Their humor was what I was most drawn to. I have always used dark humor and (slightly inappropriate) jokes to get through the most difficult situations. I had now found people who were speaking my language. Not only that, but they were speaking it in a time where I felt the most alone and most disheartened. My mother was fighting cancer, my grandfather was dying of cancer across the ocean, and our hearts were breaking as we accepted that we would spend his last Christmas apart. Meanwhile, I was doing my very best to hide and push away my own health problems because between all that drama and the “you know what” there wasn’t space for anything more.

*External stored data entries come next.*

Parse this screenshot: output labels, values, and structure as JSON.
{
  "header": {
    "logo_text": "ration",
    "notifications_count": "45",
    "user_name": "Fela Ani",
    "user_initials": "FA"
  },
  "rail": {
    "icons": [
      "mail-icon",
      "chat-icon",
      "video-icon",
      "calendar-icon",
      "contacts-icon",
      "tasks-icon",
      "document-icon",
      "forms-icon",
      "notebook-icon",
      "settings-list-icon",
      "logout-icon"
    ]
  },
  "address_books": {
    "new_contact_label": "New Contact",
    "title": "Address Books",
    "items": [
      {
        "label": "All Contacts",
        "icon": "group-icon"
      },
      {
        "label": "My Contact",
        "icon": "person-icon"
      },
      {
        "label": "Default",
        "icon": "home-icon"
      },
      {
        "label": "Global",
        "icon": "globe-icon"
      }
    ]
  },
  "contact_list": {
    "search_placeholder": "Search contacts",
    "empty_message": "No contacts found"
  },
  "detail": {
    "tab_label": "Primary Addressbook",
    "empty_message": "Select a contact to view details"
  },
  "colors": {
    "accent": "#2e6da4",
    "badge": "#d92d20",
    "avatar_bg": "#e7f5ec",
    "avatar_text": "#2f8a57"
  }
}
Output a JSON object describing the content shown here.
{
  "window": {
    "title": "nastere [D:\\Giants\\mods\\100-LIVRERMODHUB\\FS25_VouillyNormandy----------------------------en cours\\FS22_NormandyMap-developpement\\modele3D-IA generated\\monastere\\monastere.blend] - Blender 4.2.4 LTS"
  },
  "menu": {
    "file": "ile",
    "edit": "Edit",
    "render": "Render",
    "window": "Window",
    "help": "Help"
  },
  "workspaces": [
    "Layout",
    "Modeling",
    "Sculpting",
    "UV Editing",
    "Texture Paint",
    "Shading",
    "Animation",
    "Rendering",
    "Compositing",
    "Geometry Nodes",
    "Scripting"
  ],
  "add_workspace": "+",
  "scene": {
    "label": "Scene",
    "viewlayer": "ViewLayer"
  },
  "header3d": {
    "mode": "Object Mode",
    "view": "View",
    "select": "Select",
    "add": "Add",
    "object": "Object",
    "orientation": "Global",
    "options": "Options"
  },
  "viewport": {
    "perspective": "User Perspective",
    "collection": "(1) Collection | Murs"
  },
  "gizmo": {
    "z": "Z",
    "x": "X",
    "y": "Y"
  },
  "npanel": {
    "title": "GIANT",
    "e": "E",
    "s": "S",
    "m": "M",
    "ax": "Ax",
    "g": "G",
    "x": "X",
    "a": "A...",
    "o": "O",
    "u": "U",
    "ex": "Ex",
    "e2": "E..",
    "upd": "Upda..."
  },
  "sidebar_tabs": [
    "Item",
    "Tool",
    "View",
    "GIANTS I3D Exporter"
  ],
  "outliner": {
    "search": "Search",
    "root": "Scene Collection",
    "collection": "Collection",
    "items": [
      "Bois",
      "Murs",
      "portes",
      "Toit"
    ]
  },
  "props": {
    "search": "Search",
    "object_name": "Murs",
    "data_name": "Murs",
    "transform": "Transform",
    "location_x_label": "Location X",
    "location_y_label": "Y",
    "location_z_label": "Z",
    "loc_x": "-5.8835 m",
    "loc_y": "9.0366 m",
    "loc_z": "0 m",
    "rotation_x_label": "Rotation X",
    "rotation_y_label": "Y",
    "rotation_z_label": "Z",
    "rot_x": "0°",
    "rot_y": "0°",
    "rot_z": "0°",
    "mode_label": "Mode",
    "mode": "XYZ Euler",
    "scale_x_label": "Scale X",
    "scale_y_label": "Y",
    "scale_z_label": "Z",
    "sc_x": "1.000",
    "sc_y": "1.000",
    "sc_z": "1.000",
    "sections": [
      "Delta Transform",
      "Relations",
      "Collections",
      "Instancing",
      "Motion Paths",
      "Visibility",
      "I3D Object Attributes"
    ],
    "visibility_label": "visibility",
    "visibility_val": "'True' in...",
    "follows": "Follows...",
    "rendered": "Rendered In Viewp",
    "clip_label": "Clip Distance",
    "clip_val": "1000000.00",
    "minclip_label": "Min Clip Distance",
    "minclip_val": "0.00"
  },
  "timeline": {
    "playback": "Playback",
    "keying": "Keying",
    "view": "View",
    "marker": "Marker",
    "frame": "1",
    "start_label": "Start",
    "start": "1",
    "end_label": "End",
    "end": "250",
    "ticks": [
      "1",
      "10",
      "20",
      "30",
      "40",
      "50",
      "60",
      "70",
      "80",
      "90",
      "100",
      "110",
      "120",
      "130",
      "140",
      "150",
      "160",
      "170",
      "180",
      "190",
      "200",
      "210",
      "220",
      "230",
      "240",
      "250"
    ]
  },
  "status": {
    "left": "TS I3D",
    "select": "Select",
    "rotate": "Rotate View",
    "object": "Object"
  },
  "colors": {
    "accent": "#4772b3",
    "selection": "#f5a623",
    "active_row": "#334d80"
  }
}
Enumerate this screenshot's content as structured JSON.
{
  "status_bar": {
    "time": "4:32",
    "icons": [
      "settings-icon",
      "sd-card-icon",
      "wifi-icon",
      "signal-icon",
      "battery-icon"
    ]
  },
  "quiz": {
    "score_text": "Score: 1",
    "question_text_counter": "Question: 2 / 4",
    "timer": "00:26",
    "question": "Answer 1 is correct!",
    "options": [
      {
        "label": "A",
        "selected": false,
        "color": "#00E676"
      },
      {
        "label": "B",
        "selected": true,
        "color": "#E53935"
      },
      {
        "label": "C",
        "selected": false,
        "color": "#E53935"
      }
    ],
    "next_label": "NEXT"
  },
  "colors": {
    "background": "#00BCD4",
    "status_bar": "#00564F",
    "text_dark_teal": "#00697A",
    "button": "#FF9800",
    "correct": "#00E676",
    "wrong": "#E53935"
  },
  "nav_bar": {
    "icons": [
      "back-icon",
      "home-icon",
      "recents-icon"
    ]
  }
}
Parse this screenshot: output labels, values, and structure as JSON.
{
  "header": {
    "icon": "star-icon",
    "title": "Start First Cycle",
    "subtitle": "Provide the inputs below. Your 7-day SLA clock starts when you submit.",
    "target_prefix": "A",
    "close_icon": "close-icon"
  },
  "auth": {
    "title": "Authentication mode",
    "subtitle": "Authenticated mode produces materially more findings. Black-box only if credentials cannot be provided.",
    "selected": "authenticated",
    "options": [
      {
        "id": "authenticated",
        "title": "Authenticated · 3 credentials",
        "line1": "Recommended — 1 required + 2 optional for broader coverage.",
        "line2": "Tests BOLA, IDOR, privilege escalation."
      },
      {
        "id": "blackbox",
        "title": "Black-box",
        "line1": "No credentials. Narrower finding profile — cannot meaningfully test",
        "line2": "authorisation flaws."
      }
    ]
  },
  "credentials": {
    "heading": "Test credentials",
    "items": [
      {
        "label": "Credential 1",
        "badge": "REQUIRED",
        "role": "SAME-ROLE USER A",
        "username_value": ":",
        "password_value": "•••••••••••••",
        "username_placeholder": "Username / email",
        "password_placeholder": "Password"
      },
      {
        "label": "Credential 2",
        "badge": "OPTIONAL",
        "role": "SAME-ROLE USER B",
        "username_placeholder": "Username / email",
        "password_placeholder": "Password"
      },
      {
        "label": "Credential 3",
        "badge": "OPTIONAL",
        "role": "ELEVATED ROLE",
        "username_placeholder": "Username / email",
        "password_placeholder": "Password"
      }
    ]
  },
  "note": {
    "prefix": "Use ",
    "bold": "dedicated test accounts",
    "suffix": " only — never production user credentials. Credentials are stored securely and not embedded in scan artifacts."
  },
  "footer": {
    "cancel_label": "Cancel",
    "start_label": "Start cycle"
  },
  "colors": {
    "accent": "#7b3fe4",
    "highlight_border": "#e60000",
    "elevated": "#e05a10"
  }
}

In a family where we don’t talk about the hard things, listening to Sickboy gave me an outlet. Sounds strange that an outlet can be found in not talking but listening– but it was incredibly powerful. I needed to hear that other people were going through similar things. I needed those conversations to show me that not only is it okay to discuss things, it’s even okay to laugh and joke about the difficult parts of life. I needed it to show me that other people had been through adversity and come out the other side, because there are times where it’s impossible to see the other side.

Almost every episode, no matter what condition or event was talked about, was able to validate something I had felt. Whether it be the frustrating struggle to be listened to in the over-burdened healthcare system or the isolation that you feel when you have something that makes you a little different from the norm. Listening to the guests was freeing. Plus, I have learned so so much.

It’s now about a year since I discovered this gem. I have listened to every episode, some a few times over. I await Feel Good Friday every week. It will make this next dark and difficult winter a little brighter. I have no sense of what 2022 will bring, or what direction my life will take–nobody really does. But I fully expect that Sickboy will be part of that year no matter what is in store for all of us.

In short, I really recommend you listen to this podcast, in case you didn’t catch that.